Fig. 8.

Redox stress: Schema of the modifications of cysteinyl thiols of redox-sensitive proteins in response to elevation in H₂O₂ fluxes. Under physiological conditions, protein cysteinyl thiols, involved in cell signaling, exist as deprotonated thiolate anions (Pr-S⁻), which have enhanced reactivity with H₂O₂. Oxidation of Pr-S⁻ by H₂O₂ results in the formation of cysteine sulfenic acid (Pr-SOH), which is a relatively unstable molecule. In turn, Pr-SOH may react with GSH to form a mixed protein disulfide (Pr-SSG) or alternatively it may form a disulfide bridge with a Pr-SH to form Pr-S-S-Pr.
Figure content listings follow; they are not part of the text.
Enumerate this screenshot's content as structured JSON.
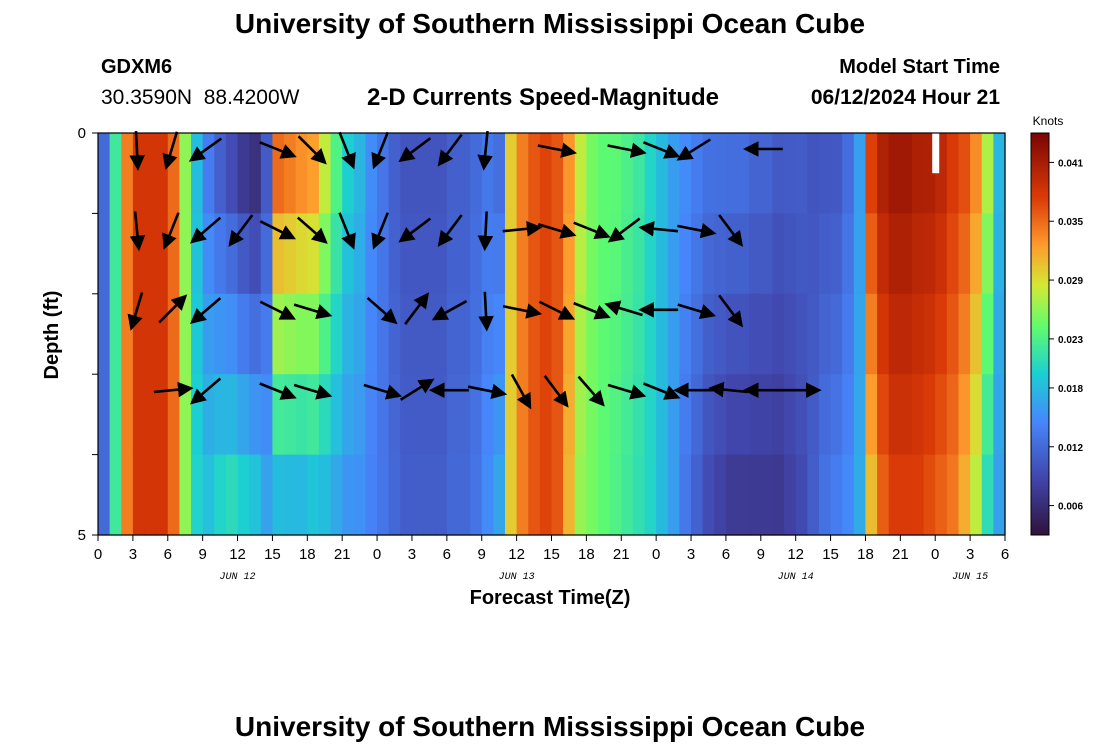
{
  "header": {
    "title": "University of Southern Mississippi Ocean Cube",
    "station_id": "GDXM6",
    "station_coords": "30.3590N  88.4200W",
    "plot_title": "2-D Currents Speed-Magnitude",
    "model_start_label": "Model Start Time",
    "model_start_value": "06/12/2024 Hour 21"
  },
  "footer": {
    "title": "University of Southern Mississippi Ocean Cube"
  },
  "chart_data": {
    "type": "heatmap",
    "xlabel": "Forecast Time(Z)",
    "ylabel": "Depth (ft)",
    "x_tick_labels": [
      "0",
      "3",
      "6",
      "9",
      "12",
      "15",
      "18",
      "21",
      "0",
      "3",
      "6",
      "9",
      "12",
      "15",
      "18",
      "21",
      "0",
      "3",
      "6",
      "9",
      "12",
      "15",
      "18",
      "21",
      "0",
      "3",
      "6"
    ],
    "date_labels": [
      {
        "label": "JUN 12",
        "hour": 12
      },
      {
        "label": "JUN 13",
        "hour": 36
      },
      {
        "label": "JUN 14",
        "hour": 60
      },
      {
        "label": "JUN 15",
        "hour": 75
      }
    ],
    "x_range_hours": [
      0,
      78
    ],
    "y_tick_labels": [
      "0",
      "5"
    ],
    "ylim": [
      0,
      5
    ],
    "depth_levels": [
      0,
      1,
      2,
      3,
      4,
      5
    ],
    "colorbar": {
      "label": "Knots",
      "ticks": [
        0.006,
        0.012,
        0.018,
        0.023,
        0.029,
        0.035,
        0.041
      ],
      "tick_labels": [
        "0.006",
        "0.012",
        "0.018",
        "0.023",
        "0.029",
        "0.035",
        "0.041"
      ],
      "range": [
        0.003,
        0.044
      ]
    },
    "speed_profile_top_by_hour": [
      0.012,
      0.022,
      0.034,
      0.038,
      0.038,
      0.038,
      0.035,
      0.026,
      0.018,
      0.013,
      0.01,
      0.008,
      0.006,
      0.005,
      0.01,
      0.037,
      0.036,
      0.035,
      0.034,
      0.029,
      0.024,
      0.02,
      0.018,
      0.015,
      0.013,
      0.011,
      0.01,
      0.01,
      0.01,
      0.01,
      0.011,
      0.011,
      0.012,
      0.013,
      0.012,
      0.03,
      0.034,
      0.036,
      0.037,
      0.036,
      0.033,
      0.028,
      0.025,
      0.024,
      0.024,
      0.023,
      0.022,
      0.02,
      0.018,
      0.016,
      0.015,
      0.014,
      0.013,
      0.013,
      0.013,
      0.013,
      0.012,
      0.012,
      0.011,
      0.011,
      0.011,
      0.01,
      0.01,
      0.01,
      0.012,
      0.016,
      0.038,
      0.041,
      0.042,
      0.042,
      0.041,
      0.041,
      0.04,
      0.038,
      0.037,
      0.034,
      0.028,
      0.018,
      0.01
    ],
    "speed_profile_bottom_by_hour": [
      0.012,
      0.022,
      0.034,
      0.038,
      0.038,
      0.038,
      0.035,
      0.026,
      0.02,
      0.019,
      0.021,
      0.022,
      0.021,
      0.02,
      0.017,
      0.016,
      0.016,
      0.016,
      0.017,
      0.017,
      0.016,
      0.015,
      0.015,
      0.014,
      0.013,
      0.012,
      0.011,
      0.011,
      0.011,
      0.011,
      0.012,
      0.012,
      0.013,
      0.015,
      0.017,
      0.03,
      0.034,
      0.036,
      0.037,
      0.036,
      0.031,
      0.026,
      0.025,
      0.024,
      0.023,
      0.022,
      0.021,
      0.02,
      0.018,
      0.016,
      0.013,
      0.011,
      0.009,
      0.008,
      0.007,
      0.007,
      0.007,
      0.007,
      0.007,
      0.008,
      0.009,
      0.011,
      0.013,
      0.014,
      0.015,
      0.017,
      0.03,
      0.035,
      0.037,
      0.037,
      0.037,
      0.036,
      0.035,
      0.034,
      0.031,
      0.027,
      0.02,
      0.016,
      0.01
    ],
    "vectors": [
      {
        "hour": 3,
        "depth": 0,
        "u": 0.05,
        "v": -1
      },
      {
        "hour": 6,
        "depth": 0,
        "u": -0.3,
        "v": -1
      },
      {
        "hour": 9,
        "depth": 0,
        "u": -0.7,
        "v": -0.5
      },
      {
        "hour": 15,
        "depth": 0,
        "u": 1,
        "v": -0.4
      },
      {
        "hour": 18,
        "depth": 0,
        "u": 0.7,
        "v": -0.7
      },
      {
        "hour": 21,
        "depth": 0,
        "u": 0.4,
        "v": -1
      },
      {
        "hour": 24,
        "depth": 0,
        "u": -0.4,
        "v": -1
      },
      {
        "hour": 27,
        "depth": 0,
        "u": -0.8,
        "v": -0.6
      },
      {
        "hour": 30,
        "depth": 0,
        "u": -0.6,
        "v": -0.8
      },
      {
        "hour": 33,
        "depth": 0,
        "u": -0.1,
        "v": -1
      },
      {
        "hour": 39,
        "depth": 0,
        "u": 1,
        "v": -0.2
      },
      {
        "hour": 45,
        "depth": 0,
        "u": 1,
        "v": -0.2
      },
      {
        "hour": 48,
        "depth": 0,
        "u": 1,
        "v": -0.4
      },
      {
        "hour": 51,
        "depth": 0,
        "u": -0.8,
        "v": -0.5
      },
      {
        "hour": 57,
        "depth": 0,
        "u": -1,
        "v": 0
      },
      {
        "hour": 3,
        "depth": 1,
        "u": 0.1,
        "v": -1
      },
      {
        "hour": 6,
        "depth": 1,
        "u": -0.4,
        "v": -1
      },
      {
        "hour": 9,
        "depth": 1,
        "u": -0.7,
        "v": -0.6
      },
      {
        "hour": 12,
        "depth": 1,
        "u": -0.6,
        "v": -0.8
      },
      {
        "hour": 15,
        "depth": 1,
        "u": 1,
        "v": -0.5
      },
      {
        "hour": 18,
        "depth": 1,
        "u": 0.8,
        "v": -0.7
      },
      {
        "hour": 21,
        "depth": 1,
        "u": 0.4,
        "v": -1
      },
      {
        "hour": 24,
        "depth": 1,
        "u": -0.4,
        "v": -1
      },
      {
        "hour": 27,
        "depth": 1,
        "u": -0.8,
        "v": -0.6
      },
      {
        "hour": 30,
        "depth": 1,
        "u": -0.6,
        "v": -0.8
      },
      {
        "hour": 33,
        "depth": 1,
        "u": -0.05,
        "v": -1
      },
      {
        "hour": 36,
        "depth": 1,
        "u": 1,
        "v": 0.1
      },
      {
        "hour": 39,
        "depth": 1,
        "u": 1,
        "v": -0.3
      },
      {
        "hour": 42,
        "depth": 1,
        "u": 1,
        "v": -0.4
      },
      {
        "hour": 45,
        "depth": 1,
        "u": -0.8,
        "v": -0.6
      },
      {
        "hour": 48,
        "depth": 1,
        "u": -1,
        "v": 0.1
      },
      {
        "hour": 51,
        "depth": 1,
        "u": 1,
        "v": -0.2
      },
      {
        "hour": 54,
        "depth": 1,
        "u": 0.6,
        "v": -0.8
      },
      {
        "hour": 3,
        "depth": 2,
        "u": -0.3,
        "v": -1
      },
      {
        "hour": 6,
        "depth": 2,
        "u": 0.7,
        "v": 0.7
      },
      {
        "hour": 9,
        "depth": 2,
        "u": -0.7,
        "v": -0.6
      },
      {
        "hour": 15,
        "depth": 2,
        "u": 1,
        "v": -0.5
      },
      {
        "hour": 18,
        "depth": 2,
        "u": 1,
        "v": -0.3
      },
      {
        "hour": 24,
        "depth": 2,
        "u": 0.8,
        "v": -0.7
      },
      {
        "hour": 27,
        "depth": 2,
        "u": 0.6,
        "v": 0.8
      },
      {
        "hour": 30,
        "depth": 2,
        "u": -0.9,
        "v": -0.5
      },
      {
        "hour": 33,
        "depth": 2,
        "u": 0.05,
        "v": -1
      },
      {
        "hour": 36,
        "depth": 2,
        "u": 1,
        "v": -0.2
      },
      {
        "hour": 39,
        "depth": 2,
        "u": 1,
        "v": -0.5
      },
      {
        "hour": 42,
        "depth": 2,
        "u": 1,
        "v": -0.4
      },
      {
        "hour": 45,
        "depth": 2,
        "u": -1,
        "v": 0.3
      },
      {
        "hour": 48,
        "depth": 2,
        "u": -1,
        "v": 0
      },
      {
        "hour": 51,
        "depth": 2,
        "u": 1,
        "v": -0.3
      },
      {
        "hour": 54,
        "depth": 2,
        "u": 0.6,
        "v": -0.8
      },
      {
        "hour": 6,
        "depth": 3,
        "u": 1,
        "v": 0.1
      },
      {
        "hour": 9,
        "depth": 3,
        "u": -0.7,
        "v": -0.6
      },
      {
        "hour": 15,
        "depth": 3,
        "u": 1,
        "v": -0.4
      },
      {
        "hour": 18,
        "depth": 3,
        "u": 1,
        "v": -0.3
      },
      {
        "hour": 24,
        "depth": 3,
        "u": 1,
        "v": -0.3
      },
      {
        "hour": 27,
        "depth": 3,
        "u": 0.8,
        "v": 0.5
      },
      {
        "hour": 30,
        "depth": 3,
        "u": -1,
        "v": 0
      },
      {
        "hour": 33,
        "depth": 3,
        "u": 1,
        "v": -0.2
      },
      {
        "hour": 36,
        "depth": 3,
        "u": 0.5,
        "v": -0.9
      },
      {
        "hour": 39,
        "depth": 3,
        "u": 0.6,
        "v": -0.8
      },
      {
        "hour": 42,
        "depth": 3,
        "u": 0.7,
        "v": -0.8
      },
      {
        "hour": 45,
        "depth": 3,
        "u": 1,
        "v": -0.3
      },
      {
        "hour": 48,
        "depth": 3,
        "u": 1,
        "v": -0.4
      },
      {
        "hour": 51,
        "depth": 3,
        "u": -1,
        "v": 0
      },
      {
        "hour": 54,
        "depth": 3,
        "u": -1,
        "v": 0.1
      },
      {
        "hour": 57,
        "depth": 3,
        "u": -1,
        "v": 0
      },
      {
        "hour": 60,
        "depth": 3,
        "u": 1,
        "v": 0
      }
    ]
  }
}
Such oxidations of Pr-S⁻ are reversed by the glutaredoxin and thioredoxin systems, respectively. At relatively high intra-cellular concentrations of H₂O₂, Pr-SOH may be further oxidized to cysteine sulfinic acid (Pr-SOOH) and cysteine sulfonic acid (Pr-SOOH), both of which are considered to be irreversible products. Similarly, protein disulfides Pr-S-S-R’ may undergo further irreversible oxidations to thiosulfinate or thiosulfonate, as described by Brandes et al. [221].